Noah was born to a black mother and a white father 10 years before apartheid ended. (“I was born a crime,” he said on Leno.) When he was little, his mother walked ahead of him and pretended not to know him if she saw the police (“I felt like a bag of weed,”), while his father, he says, walked on the other side of the street, waving to him “like a creepy pedophile.” Noah’s comedy emerges from his layered outsider status: mixed race—not black nor white nor Indian nor “Coloured” (the official apartheid ethnic category made up of the mixed descendants of the Dutch, British, Malay, Indonesian, and native Africans).

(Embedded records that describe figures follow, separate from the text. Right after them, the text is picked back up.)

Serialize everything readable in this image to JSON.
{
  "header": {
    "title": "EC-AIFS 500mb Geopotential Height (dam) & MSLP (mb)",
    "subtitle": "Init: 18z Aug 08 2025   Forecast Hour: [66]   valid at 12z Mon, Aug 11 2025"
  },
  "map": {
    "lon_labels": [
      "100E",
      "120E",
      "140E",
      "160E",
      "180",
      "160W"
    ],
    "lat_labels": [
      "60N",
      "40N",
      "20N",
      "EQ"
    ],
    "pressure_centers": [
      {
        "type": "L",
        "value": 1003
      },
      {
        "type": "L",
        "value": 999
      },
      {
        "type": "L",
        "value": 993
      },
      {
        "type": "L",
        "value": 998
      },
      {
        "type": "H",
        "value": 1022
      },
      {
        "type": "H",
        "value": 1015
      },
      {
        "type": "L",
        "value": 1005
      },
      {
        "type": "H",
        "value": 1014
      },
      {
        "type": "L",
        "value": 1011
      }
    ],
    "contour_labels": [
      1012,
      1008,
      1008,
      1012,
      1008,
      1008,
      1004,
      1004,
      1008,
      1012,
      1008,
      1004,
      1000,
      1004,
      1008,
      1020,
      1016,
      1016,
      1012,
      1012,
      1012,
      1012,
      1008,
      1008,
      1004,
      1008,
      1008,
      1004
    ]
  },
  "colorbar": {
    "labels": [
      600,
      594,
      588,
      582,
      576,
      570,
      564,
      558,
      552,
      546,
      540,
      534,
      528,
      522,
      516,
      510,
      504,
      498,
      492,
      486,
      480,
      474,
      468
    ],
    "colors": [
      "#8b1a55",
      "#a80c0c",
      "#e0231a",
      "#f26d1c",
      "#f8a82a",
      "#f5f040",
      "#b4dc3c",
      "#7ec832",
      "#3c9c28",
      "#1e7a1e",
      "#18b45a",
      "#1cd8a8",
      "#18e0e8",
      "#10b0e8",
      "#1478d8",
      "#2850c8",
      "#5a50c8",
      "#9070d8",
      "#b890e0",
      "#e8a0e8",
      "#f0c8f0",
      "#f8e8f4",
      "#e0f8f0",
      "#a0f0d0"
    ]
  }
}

The title of Noah’s one-man show, The Daywalker, refers to a fib his family employed to explain his light skin to the rest of his Soweto township: he was albino, but an unusual one—an albino who didn’t have to worry about a sunburn.

South Africa’s tangled social, ethnic, and tribal categories are a rich vein of comedic material. As yet, the nation hasn’t produced a breakout global stand-up star, but Noah’s insights into group mentality make him a strong candidate to be the first comic to make the leap. He speaks five languages and moves seamlessly from impersonating a Russian spy-movie villain to a novice Indian mugger to a Coloured fisherman. He parrots township dwellers, Afrikaner yuppies, and inner-city African-American schoolchildren. A favorite bit has him impersonating President Jacob Zuma as the leader slowly trawls through Facebook, trying to find and friend Barack Obama.

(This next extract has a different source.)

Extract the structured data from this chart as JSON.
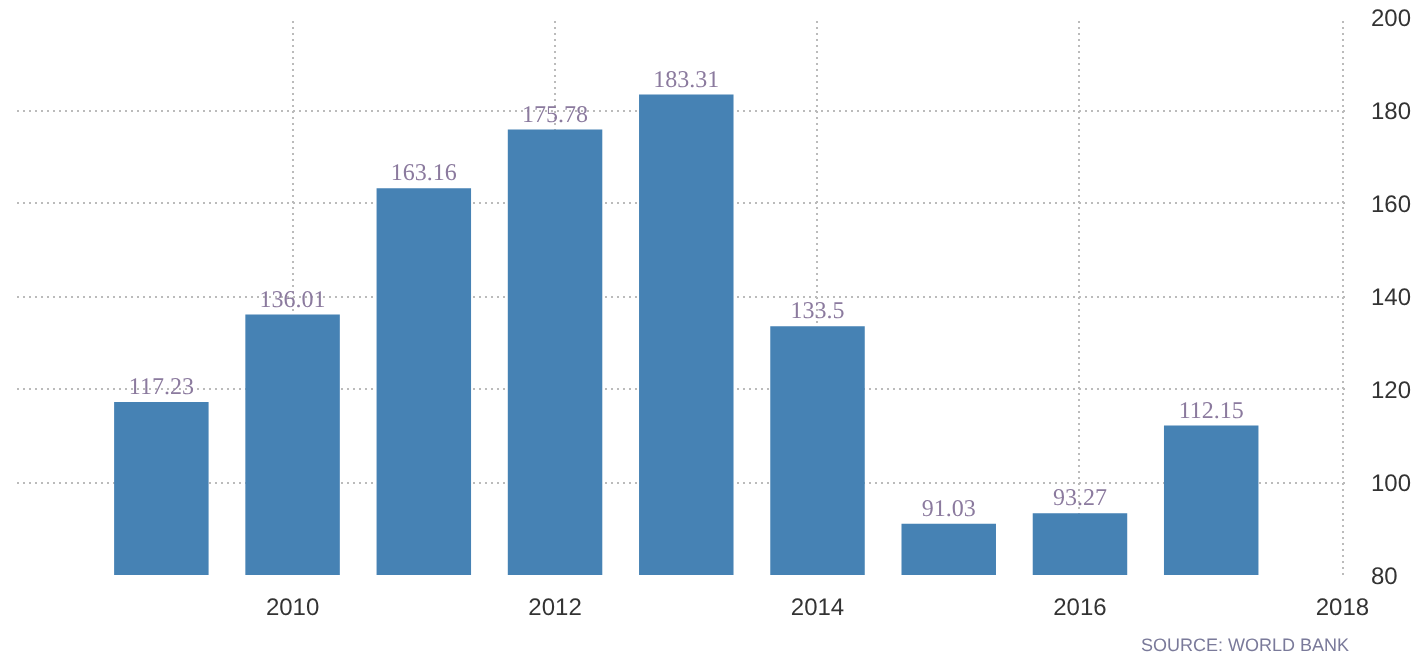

Noah’s expanding cast of characters gives him access to a range of audiences that few other comics can match. But he’s not just a serial impressionist—he’s more a cultural chameleon who has learned to mine his surroundings as much for survival and human connection as for comedy. “I grew up in such a mixed family,” he says. To communicate with his grandparents, or his aunts and uncles, “you’d have to change your voice—you had to speak with a certain accent, otherwise people would not understand one word of what you were saying.”

Indeed, it’s Noah’s fearlessness in tackling the tricky issues of racial identity that makes him so accessible to American viewers. After all, comedy can sometimes seem like the only public space where Americans can speak honestly about their experiences of race and ethnicity—where the likes of Chris Rock, Louis C.K., Dave Chappelle, Wanda Sykes, and Margaret Cho force us to acknowledge biases we may have grown weary of but haven’t resolved. The last section of Noah’s Tonight Show set focused on his fascination, as an African, with African-American speech patterns. Some commentators found the bit hilarious; others found it made them uncomfortable.

Last summer Noah moved to Southern California. “I’ve always wanted to be a comedian in the world,” Noah says. “I don’t want to be labeled a South African comedian.” Yet as another South African comedian, John Vlismas, pointed out, while Noah’s rapid ascent has provoked some resentment among a few of his peers, Noah’s turn on Leno and his attempt to make it in America are “such a big deal for all of us—for South African comedy. In fact, it could even create a new image in American minds about the level of sophistication South Africans have in general.”

In the meantime, Noah has been honing his craft on the road, putting in the miles and gathering new material for a Comedy Central special and a big live show produced by Eddie Izzard. Not surprisingly the realities of race in the U.S. have made a deep impression on him. “We have a very common history,” he says. “I very immediately understand a lot of things happening out here. It’s very similar to back home—there’s still the black club, the white club, the Latino club, the black restaurant.”

Touring with Latino comedian Gabriel Iglesias has also been instructive for Noah. “I’ve performed to people in hunting jackets in the middle of the South that are coming to his shows. He shows me that it doesn’t really matter what you look like or where you come from; funny is funny. You can find your audience regardless of who they are, and who you are.”